Git Storage Internals: From Snapshots to Checkout

Many people think of Git as “a system that records an operation log for every step.” That mental model creates confusion again and again when you learn rebase, merge, and reset.

Git’s real model is closer to this sentence: it is an immutable object database based on content addressing.

Git Stores Snapshots, Not Operations

Each commit is not “a record of what you did.” It is “a record of what the project looked like at this moment.”

That “look” is a snapshot.

If you did not change a file between two commits, Git does not store another copy of the same content. It keeps referencing the old object. That gives you two results:

  1. Semantically, a commit is a complete snapshot.
  2. At the storage layer, Git deduplicates by reusing objects.

This is where many first-time Git users get misled: conceptually it looks like “backing up the whole repository,” but the implementation is really “object reuse.”

Git’s Four Core Object Types

Git’s internal structure can first be compressed into four keywords:

blob    file content
tree    directory structure
commit  one commit
tag     tag

blob: Content Only, Not Filenames

A blob stores the raw bytes of file content. Git calculates a hash over the content, commonly SHA-1, while modern versions also support the SHA-256 repository format. That hash is the object identifier.

The same content only needs one blob in the repository.

tree: A Directory Index

A tree records directory entries.
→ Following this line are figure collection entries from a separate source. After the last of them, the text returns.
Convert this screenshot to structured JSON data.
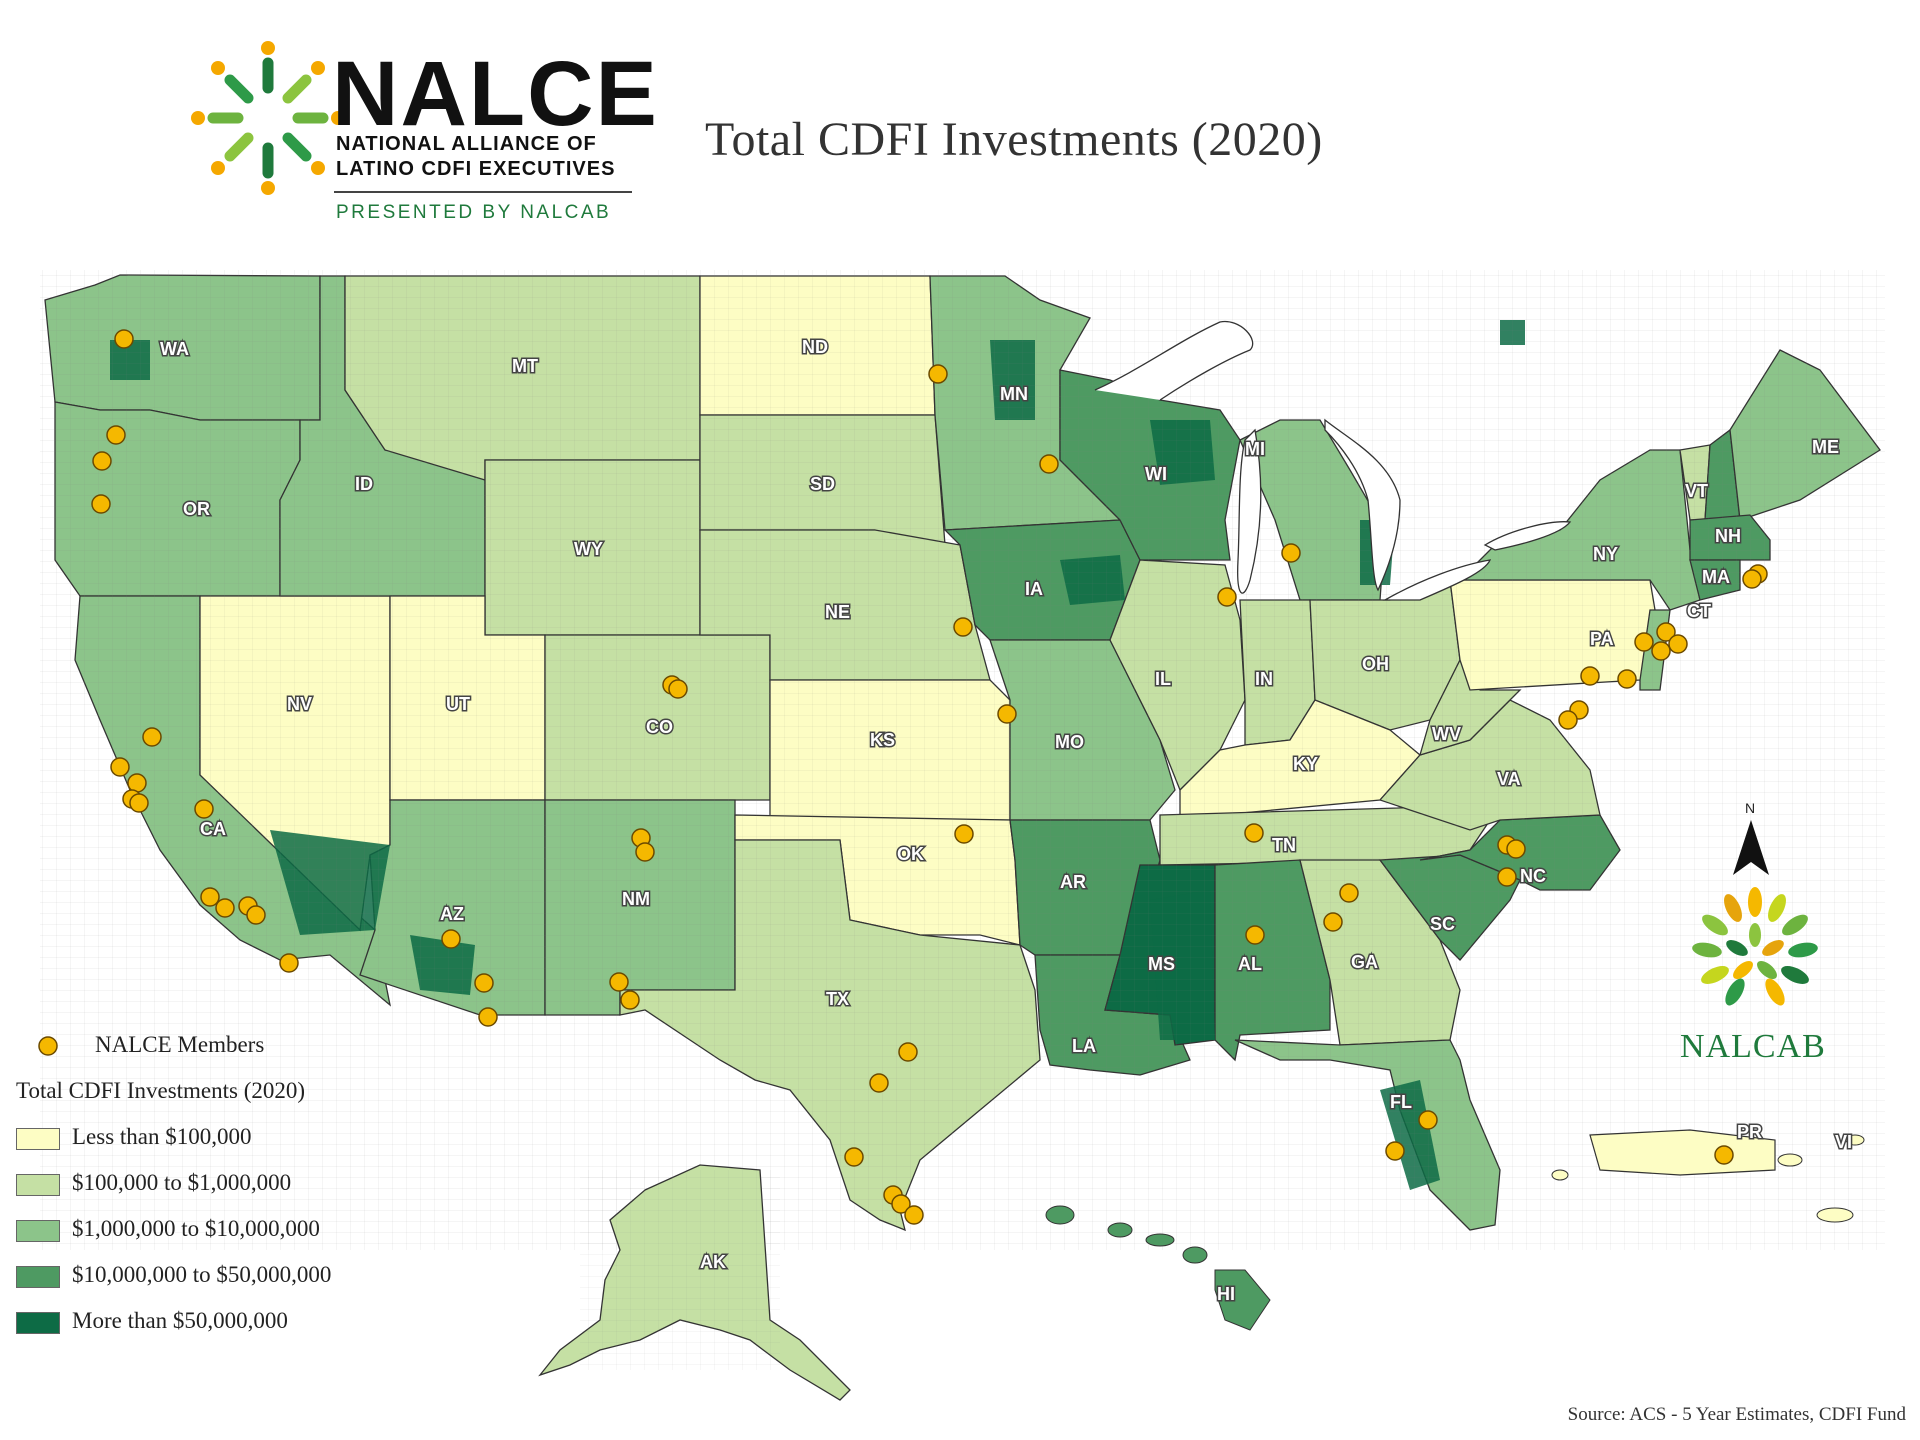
{
  "title": "Total CDFI Investments (2020)",
  "logo": {
    "word": "NALCE",
    "line1": "NATIONAL ALLIANCE OF",
    "line2": "LATINO CDFI EXECUTIVES",
    "presented": "PRESENTED BY NALCAB"
  },
  "legend": {
    "members_label": "NALCE Members",
    "heading": "Total CDFI Investments (2020)",
    "classes": [
      {
        "label": "Less than $100,000",
        "color": "#fdfdc4"
      },
      {
        "label": "$100,000 to $1,000,000",
        "color": "#c5e0a4"
      },
      {
        "label": "$1,000,000 to $10,000,000",
        "color": "#8cc48a"
      },
      {
        "label": "$10,000,000 to $50,000,000",
        "color": "#4e9a62"
      },
      {
        "label": "More than $50,000,000",
        "color": "#0d6b45"
      }
    ]
  },
  "member_color": "#f5b800",
  "states": [
    "WA",
    "OR",
    "CA",
    "NV",
    "ID",
    "MT",
    "WY",
    "UT",
    "AZ",
    "NM",
    "CO",
    "ND",
    "SD",
    "NE",
    "KS",
    "OK",
    "TX",
    "MN",
    "IA",
    "MO",
    "AR",
    "LA",
    "WI",
    "IL",
    "MS",
    "MI",
    "IN",
    "KY",
    "TN",
    "AL",
    "OH",
    "WV",
    "GA",
    "FL",
    "SC",
    "NC",
    "VA",
    "PA",
    "NY",
    "VT",
    "NH",
    "ME",
    "MA",
    "CT",
    "AK",
    "HI",
    "PR",
    "VI"
  ],
  "north": "N",
  "nalcab": "NALCAB",
  "source": "Source: ACS - 5 Year Estimates, CDFI Fund"
}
Each entry contains a mode, a name, and the hash of the object it points to.

It describes “which files or subdirectories are under this directory, and which objects they point to.”

commit: Connecting History

A commit contains at least the following information:

  • A pointer to a root tree
  • A pointer to the parent commit, or multiple parents for a merge commit
  • Author, committer, and timestamp
  • Commit message

That naturally makes commits form a directed acyclic graph, or DAG.

A Minimal Example: What Actually Happens Across Two Commits

Assume the project only has hello.txt.

The first commit contains:

hello world

Git creates a set of objects:

blob A   (hello world)
tree A   (hello.txt -> blob A)
commit A (root tree = tree A)

You change the file to:

hello world!!!

After the second commit:

blob B   (hello world!!!)
tree B   (hello.txt -> blob B)
commit B (root tree = tree B, parent = commit A)

If another file in the repository did not change, tree B still points to its original blob instead of copying a new object.

What git log Really Does: Traverse Parent Pointers

git log does not read some “operation log table.”

Its core action is this: start from the commit pointed to by the current HEAD, then walk backward through parent pointers.

Simplified, it looks like this:

A <- B <- C <- D (HEAD)

Running git log means walking from D to C, B, and A, then formatting and displaying the metadata of each commit.

What git checkout <commit> Actually Does in Two Steps

Take git checkout B as an example. The core process can be split into two steps:

  1. Update where HEAD points.
  2. Rebuild the working directory files from the target commit’s root tree.

In other words:

  • Find commit B
  • Read the tree B it points to
  • Write the corresponding blob contents from the tree back to disk

What you see is “the project returned to the state it had at moment B.”

Many people worry that “the later commits were lost.” Usually they are not. The commit objects are still in the repository; the current reference simply no longer points to them.

Git and diff: Separate the Logical Layer from the Storage Layer

A common question is: “Doesn’t Git store diffs?”

The answer has two layers:

  • Logical model: Git organizes history as snapshot objects.
  • Transfer and compression: packfiles may use delta compression to reduce size.

So when you learn Git conceptually, start by holding onto the “snapshot model.” Do not reverse the compression details of packfiles into Git’s core abstraction.

Connecting the Structure with an ASCII Diagram

commit D
  |
  v
tree D
  |
  +-- src/ -> tree X
  |            |
  |            +-- main.ts -> blob M
  |
  +-- README.md -> blob R

commit C
  |
  v
tree C
  |
  +-- src/ -> tree X
  |            |
  |            +-- main.ts -> blob K
  |
  +-- README.md -> blob R   (reused)

Here README.md did not change, so blob R is reused across multiple commits.

Why This Model Matters

Once you understand this model, many commands become predictable:

  • Creating a branch is cheap because a branch is essentially a movable reference.
  • merge creates a new commit with multiple parents.
  • rebase replays commits on top of a new parent and creates new objects.
  • reflog can save you because it records changes in reference positions.

You no longer rely on “memorizing commands.” You reason about behavior through changes in the object graph.

Summary

Git is not an operation log system. It is a snapshot-driven object database:

  • blob stores content
  • tree stores directory mappings
  • commit connects history
  • log traverses the commit graph
  • checkout switches references and restores a tree

When you view Git through this model, most “mysterious” day-to-day development problems become engineering questions you can verify.